И мы заглядываем, и она читает «THE CRADLE OF THE DAIQUIRI» и я объясняю ей, что переводится это как «Колыбель Дайкири» и означает место истока этого коктейля.
— Хорошо быть умным с «Википедией». — Говорит она и забирает у меня телефон.
— Да нет. — Начинаю я, но решаю не продолжать, чтобы вечер не закончился вызовом психиатров. И предлагаю: — А теперь пойдемте в «Бодегиту» пробовать махиту.
Они смеются, что я вдруг стал знатоком гаванских злачных мест, и соглашаются, вдобавок сославшись, что музыканты гоняют репертуар уже по третьему кругу и «Дайкири» поднадоел.
29
Среди улицы стоит человек с блокнотом и тут же на глазах прохожих за мгновение делает карандашный набросок бара или улицы, или изображение прохожего на фоне бара, или рисует Хемингуэя за секунды. Работа его стоит доллар, но скорость и находчивость вызывают такое восхищение, что доллара не жалко.

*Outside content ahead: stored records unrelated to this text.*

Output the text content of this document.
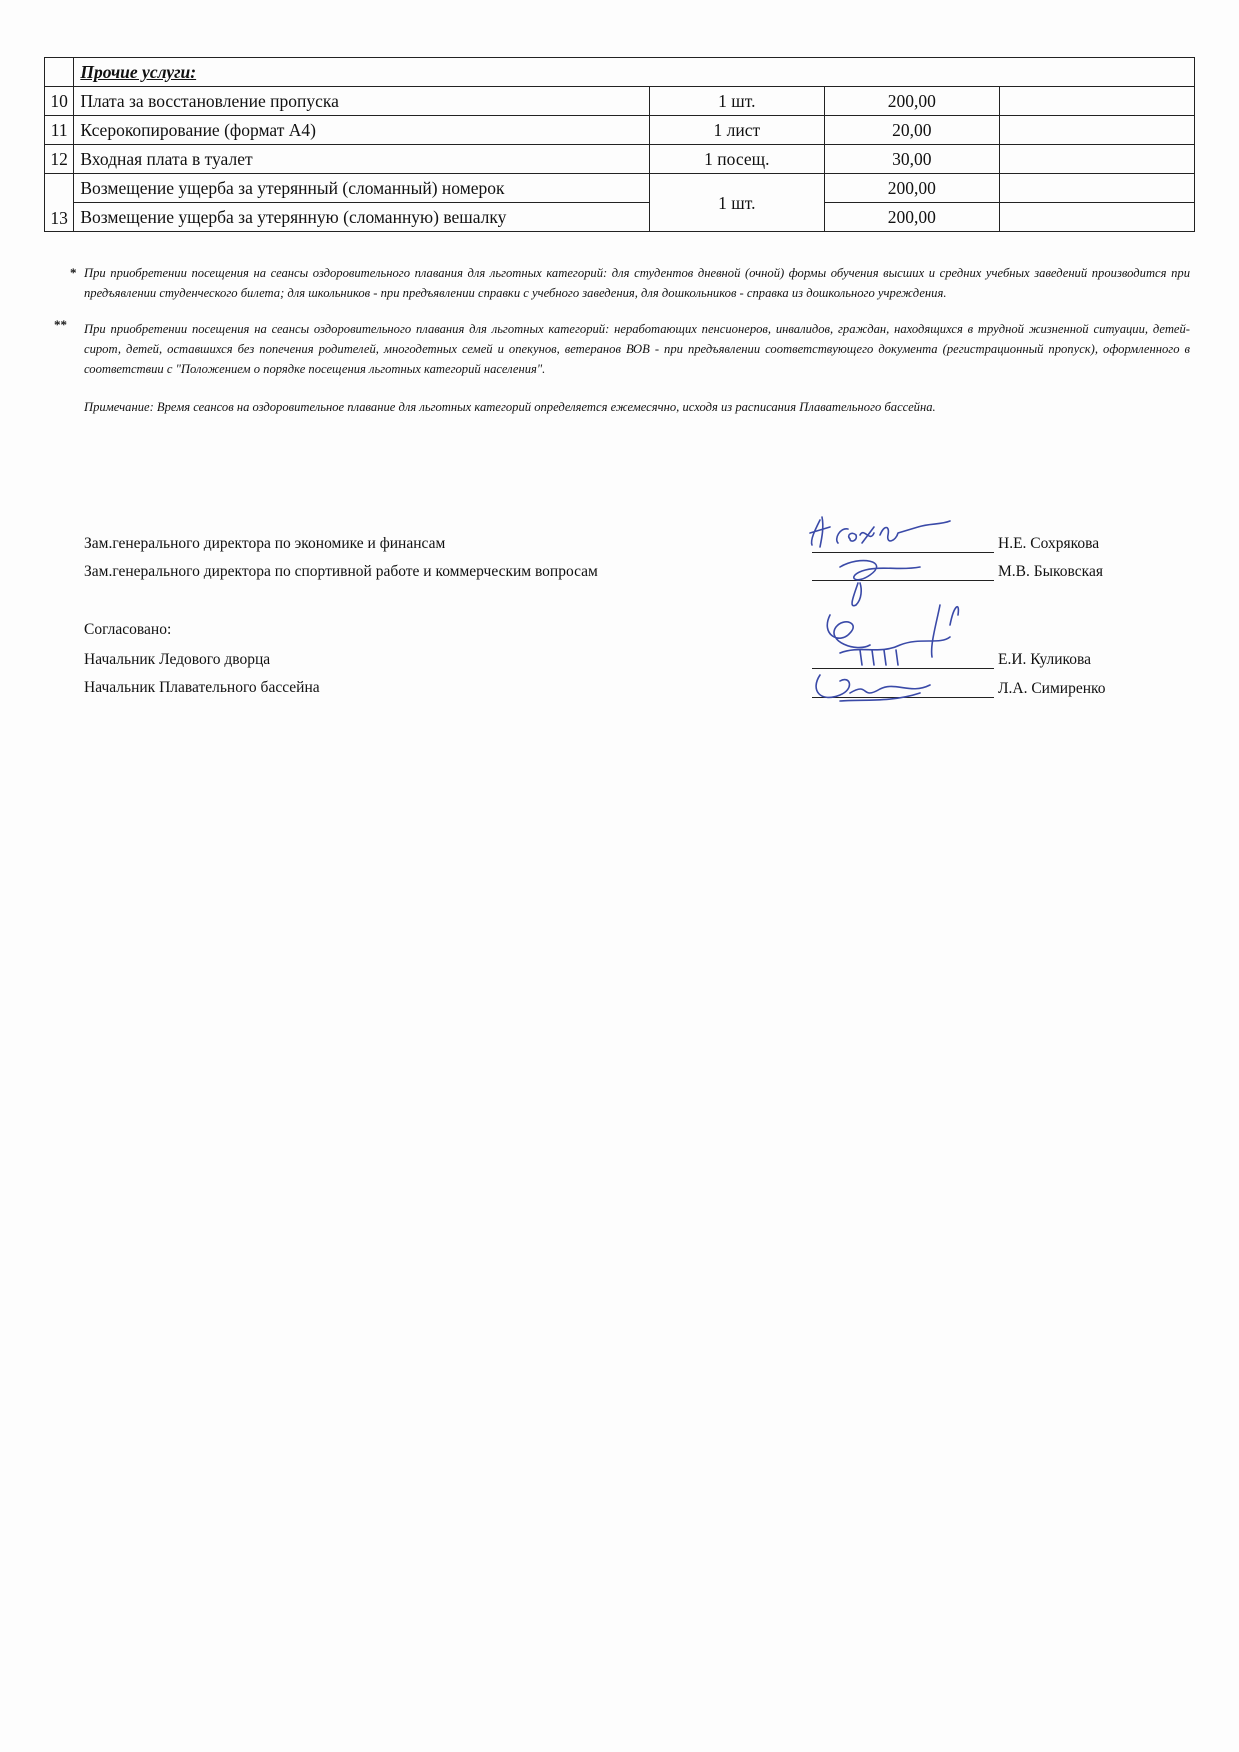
	Прочие услуги:			
10	Плата за восстановление пропуска	1 шт.	200,00	
11	Ксерокопирование (формат А4)	1 лист	20,00	
12	Входная плата в туалет	1 посещ.	30,00	
13	Возмещение ущерба за утерянный (сломанный) номерок	1 шт.	200,00	
	Возмещение ущерба за утерянную (сломанную) вешалку		200,00	
* При приобретении посещения на сеансы оздоровительного плавания для льготных категорий: для студентов дневной (очной) формы обучения высших и средних учебных заведений производится при предъявлении студенческого билета; для школьников - при предъявлении справки с учебного заведения, для дошкольников - справка из дошкольного учреждения.
** При приобретении посещения на сеансы оздоровительного плавания для льготных категорий: неработающих пенсионеров, инвалидов, граждан, находящихся в трудной жизненной ситуации, детей-сирот, детей, оставшихся без попечения родителей, многодетных семей и опекунов, ветеранов ВОВ - при предъявлении соответствующего документа (регистрационный пропуск), оформленного в соответствии с "Положением о порядке посещения льготных категорий населения".
Примечание: Время сеансов на оздоровительное плавание для льготных категорий определяется ежемесячно, исходя из расписания Плавательного бассейна.
Зам.генерального директора по экономике и финансам	Н.Е. Сохрякова
Зам.генерального директора по спортивной работе и коммерческим вопросам	М.В. Быковская
Согласовано:
Начальник Ледового дворца	Е.И. Куликова
Начальник Плавательного бассейна	Л.А. Симиренко
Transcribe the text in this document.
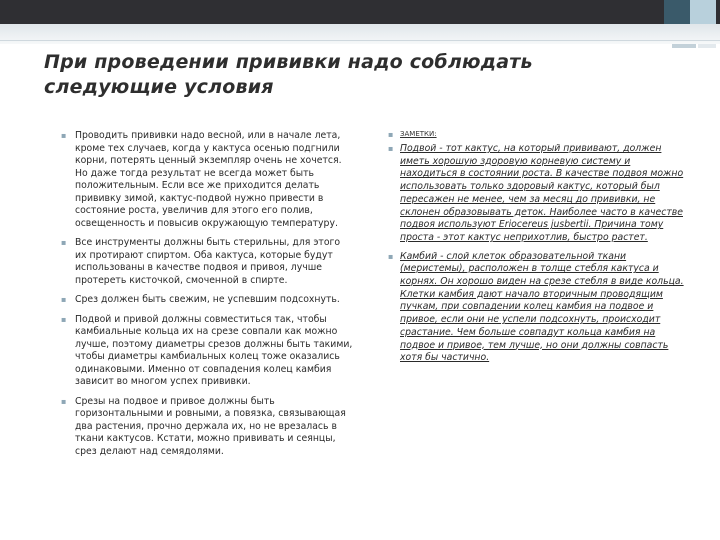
При проведении прививки надо соблюдать следующие условия
▪ Проводить прививки надо весной, или в начале лета, кроме тех случаев, когда у кактуса осенью подгнили корни, потерять ценный экземпляр очень не хочется. Но даже тогда результат не всегда может быть положительным. Если все же приходится делать прививку зимой, кактус-подвой нужно привести в состояние роста, увеличив для этого его полив, освещенность и повысив окружающую температуру.
▪ Все инструменты должны быть стерильны, для этого их протирают спиртом. Оба кактуса, которые будут использованы в качестве подвоя и привоя, лучше протереть кисточкой, смоченной в спирте.
▪ Срез должен быть свежим, не успевшим подсохнуть.
▪ Подвой и привой должны совместиться так, чтобы камбиальные кольца их на срезе совпали как можно лучше, поэтому диаметры срезов должны быть такими, чтобы диаметры камбиальных колец тоже оказались одинаковыми. Именно от совпадения колец камбия зависит во многом успех прививки.
▪ Срезы на подвое и привое должны быть горизонтальными и ровными, а повязка, связывающая два растения, прочно держала их, но не врезалась в ткани кактусов. Кстати, можно прививать и сеянцы, срез делают над семядолями.
▪ ЗАМЕТКИ:
▪ Подвой - тот кактус, на который прививают, должен иметь хорошую здоровую корневую систему и находиться в состоянии роста. В качестве подвоя можно использовать только здоровый кактус, который был пересажен не менее, чем за месяц до прививки, не склонен образовывать деток. Наиболее часто в качестве подвоя используют Eriocereus jusbertii. Причина тому проста - этот кактус неприхотлив, быстро растет.
▪ Камбий - слой клеток образовательной ткани (меристемы), расположен в толще стебля кактуса и корнях. Он хорошо виден на срезе стебля в виде кольца. Клетки камбия дают начало вторичным проводящим пучкам, при совпадении колец камбия на подвое и привое, если они не успели подсохнуть, происходит срастание. Чем больше совпадут кольца камбия на подвое и привое, тем лучше, но они должны совпасть хотя бы частично.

И кажется, что в Гаване все зарабатывают на Хэмингуэе. Он как кубинская нефть и доход с нее приносит всё: музеи, сувениры, книги и аудиозаписи и его любимые сигары. Да тот же художник! А художник, оказывается, знает кубинку, по легенде тайную возлюбленную писателя, которая за 50 баксов готова поведать нам ту романтическую историю. И видя, что мы колеблемся, рисовальщик добавляет: «Пока она жива». «Другая появится», — говорю я мимо транслейта. А таксисты, у которых сто маршрутов по любимым местам Хемингуэя! Будто он был не писатель, а любитель норвежской ходьбы.
И народ на Хемингуэя валом валит. И, кажется, все его знают. И ведь знают! Но знают лишь имя, да два-три названия его книг. А многие ли читали? А многие ли помнят, что читали? Потому может и стыдно рассказывать о будущем.
30
До «Бодегита» идем пешком. Выпитый коктейль провоцирует познакомить местных с русским народным песенным творчеством и заорать на всю улицу «Степь да степь кругом!», но мы не поддаемся, хотя и чувствуем, что держим язык за зубами из последних сил.